Genelde insanlar arasında “dediğini yaptırabilen” bir kişi olabilmek önemlidir. Çoğu kimse, bu özelliği gösteren kişilere karşı çok daha fazla saygı duyar. Bu kimselerin, diğer insanların elde edemediği çok önemli bir üstünlüğe sahip olduklarına inanır; gösterdikleri güçlü ve baskın kişilik nedeniyle onlara karşı derin bir hayranlık beslerler.
Oysa ki bu tümüyle çok yanlış bir bakış açısıdır. Çünkü asıl üstünlük, bir kişinin sürekli olarak kendi dediğini yaptırması, her konuda kendini haklı çıkarması ve tek söz sahibi kendisini görmesi değildir. Tam tersine bu, her insanın kolaylıkla yapabileceği bir tavırdır. Nefis insanı zaten bu yönde teşvik etmekte ve desteklemektedir. İnsanın daima kendinden yana tavır alması, nefsin en hoşuna giden şeylerden biridir. Kişinin egosunu, enaniyetini, gurur ve kibrini en çok mutlu edecek davranışlardandır. Dolayısıyla bir insanın sürekli üstün gelmeyi, haklı çıkmayı ve dediğini yapmayı başarmasından dolayı sevince kapılması ve kendini başkalarından daha büyük görmesi çok yersizdir. Aynı şekilde çevresindeki insanların da, böyle bir kimseye saygı ve hayranlık duymaları çok yanlıştır.
Asıl üstünlük, bir kimsenin kendi egosunu, enaniyetini ve gururunu –Allah rızası için- yenebilmesi; kendi nefsinin isteklerindense, Allah’ın razı olacağı ahlakı uygulamayı tercih edebilmesidir. Sürekli olarak kendi dediğini yaptırmanın peşinde olmaktansa, -Allah rızası için- alçakgönüllülükle, tevazuyla hareket edip, başkalarının fikirlerine ve sözlerine de değer verebilmesidir. İşte asıl emek gerektiren ve dolayısıyla da saygı ve hayranlık duyulması gereken ahlak şekli de budur. Çünkü nefse asıl zor gelen de budur.
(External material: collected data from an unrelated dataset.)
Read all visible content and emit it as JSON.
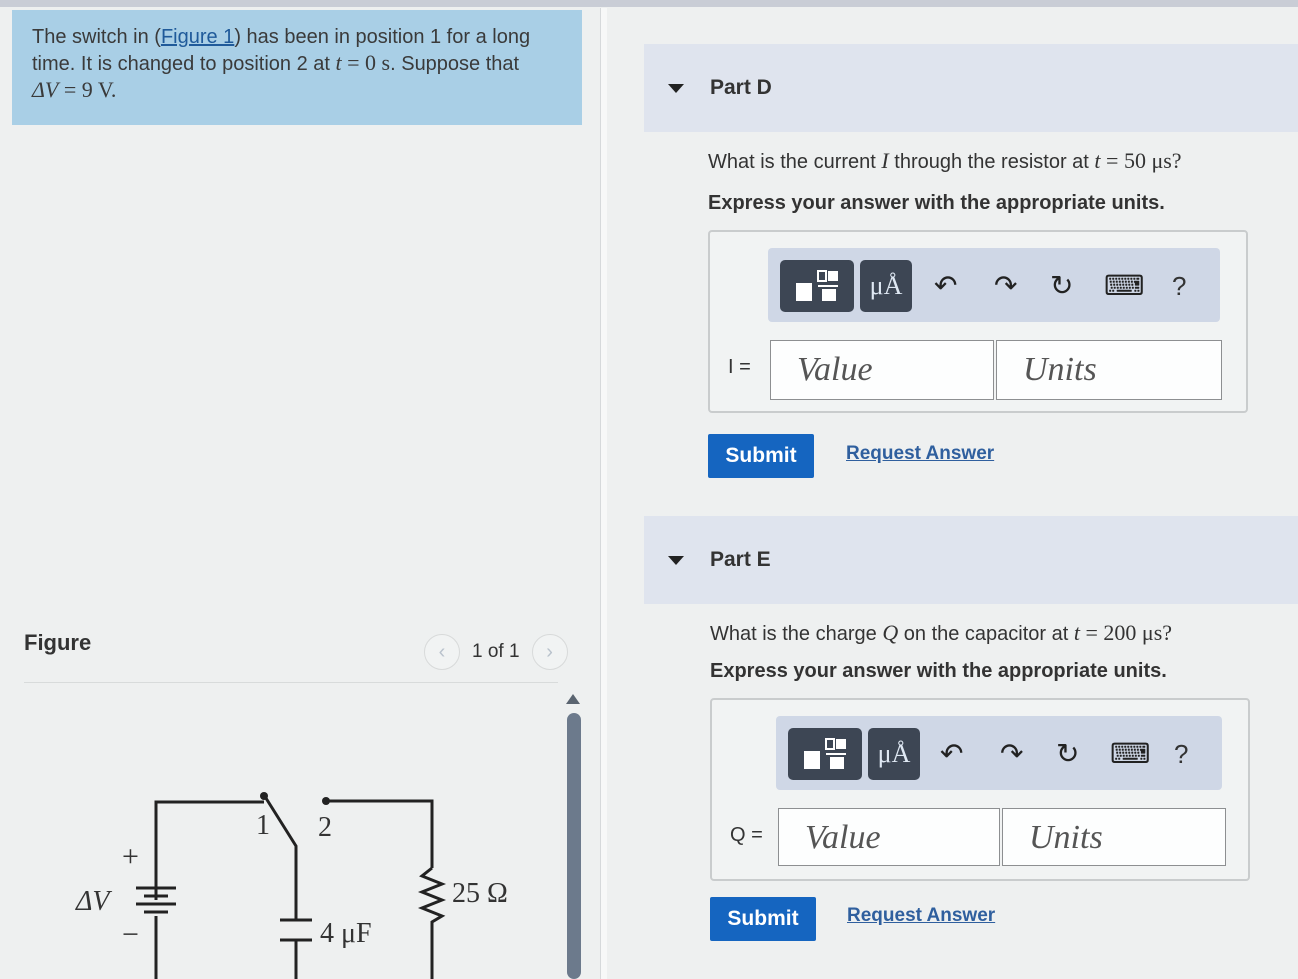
{
  "problem": {
    "text_before_link": "The switch in (",
    "link": "Figure 1",
    "text_after_link": ") has been in position 1 for a long time. It is changed to position 2 at ",
    "t_var": "t",
    "eq_zero": " = 0 s",
    "text_end": ". Suppose that",
    "delta_v": "ΔV",
    "delta_v_value": " = 9 V."
  },
  "figure": {
    "title": "Figure",
    "page": "1 of 1",
    "prev_icon": "‹",
    "next_icon": "›",
    "labels": {
      "pos1": "1",
      "pos2": "2",
      "plus": "+",
      "minus": "−",
      "source": "ΔV",
      "capacitor": "4 μF",
      "resistor": "25 Ω"
    }
  },
  "parts": [
    {
      "title": "Part D",
      "q_prefix": "What is the current ",
      "q_var": "I",
      "q_mid": " through the resistor at ",
      "q_t": "t",
      "q_value": " = 50 μs?",
      "instruction": "Express your answer with the appropriate units.",
      "answer_label": "I =",
      "value_placeholder": "Value",
      "units_placeholder": "Units",
      "submit": "Submit",
      "request": "Request Answer"
    },
    {
      "title": "Part E",
      "q_prefix": "What is the charge ",
      "q_var": "Q",
      "q_mid": " on the capacitor at ",
      "q_t": "t",
      "q_value": " = 200 μs?",
      "instruction": "Express your answer with the appropriate units.",
      "answer_label": "Q =",
      "value_placeholder": "Value",
      "units_placeholder": "Units",
      "submit": "Submit",
      "request": "Request Answer"
    }
  ],
  "toolbar": {
    "units_button": "μÅ",
    "undo_icon": "↶",
    "redo_icon": "↷",
    "reset_icon": "↻",
    "keyboard_icon": "⌨",
    "help_icon": "?"
  }
}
Bu gerçeği gereği gibi düşünmeyen insanlar, bir ortamda geri çekilen, başkasına öncelik veren, kendinden feragat eden insanların gösterdikleri üstün ahlakı fark etmezler. Bu kimselerin, karşı tarafın üstünlüğü karşısında böyle bir tavır gösterdiklerine inanır; hatta bazen bu insanları ‘kişiliksiz’ olarak dahi nitelendirebilirler. Halbuki böyle bir ahlak sergileyen kişi, o sırada Allah korkusuyla hareket etmekte, vicdanını kullanmakta ve Allah’ın en razı olacağını umduğu tavrı uygulamaktadır. Geri adım atmasının sebebi de yalnızca budur. Bunun yerine karşı tarafla haklılık yarışına girip üste çıkmaya; inatla ve ısrarla kendi dediğini yaptırmaya çalışmanın ve tevazudan uzak, kibirli bir tavır sergilemenin Kuran ahlakıyla bağdaşmayacağını bilmektedir. Dolayısıyla ahlak ve vicdan olarak asıl üstün olan da, sözünü geçirten ve dediğini yaptıran kişi değil, Kuran ahlakıyla hareket ederek olgunluk gösteren bu kimsedir.
Kendi dediği yapılan kimse, bu durumdan dolayı sevince kapılır ve kendisiyle gurur duyar. Karşısındaki, geri adım atan, alttan alan ve hakkından feragat ederek onun sözüne uyan kimsenin ahlakındaki olgunluğun ve üstünlüğün ise farkına varmaz. Olayların doğal akışı ve özellikle de kendisindeki üstün kişilik neticesinde bu sonucu elde ettiğini zanneder.
Oysa ki, insanları ve olayları Kuran ahlakıyla değerlendirenler, görünüşte bu kişi galip gelse, onun sözüne uyulsa ve onun dedikleri yapılsa dahi, gerçekte kimin ahlakının ve kişiliğinin daha üstün olduğunu çok açık bir şekilde görürler.
Daha da önemlisi, vicdanını kullanan, tevazu gösteren, hakkından geçen, geride kalmayı kabul eden bir kimse, Allah’ın beğendiği ve razı olacağını bildirdiği ahlakı göstermiş olur. Dolayısıyla dünyada insanlar tarafından fark edilmese, üstün tutulmasa ve takdir edilmese dahi, hiçbir şekilde bir kayba uğramış olmaz. Tam tersine inşaAllah, Allah Katında ve ahirette Rabbimiz’in rızasını kazananlardan olması umulur, ki asıl üstünlük de zaten budur.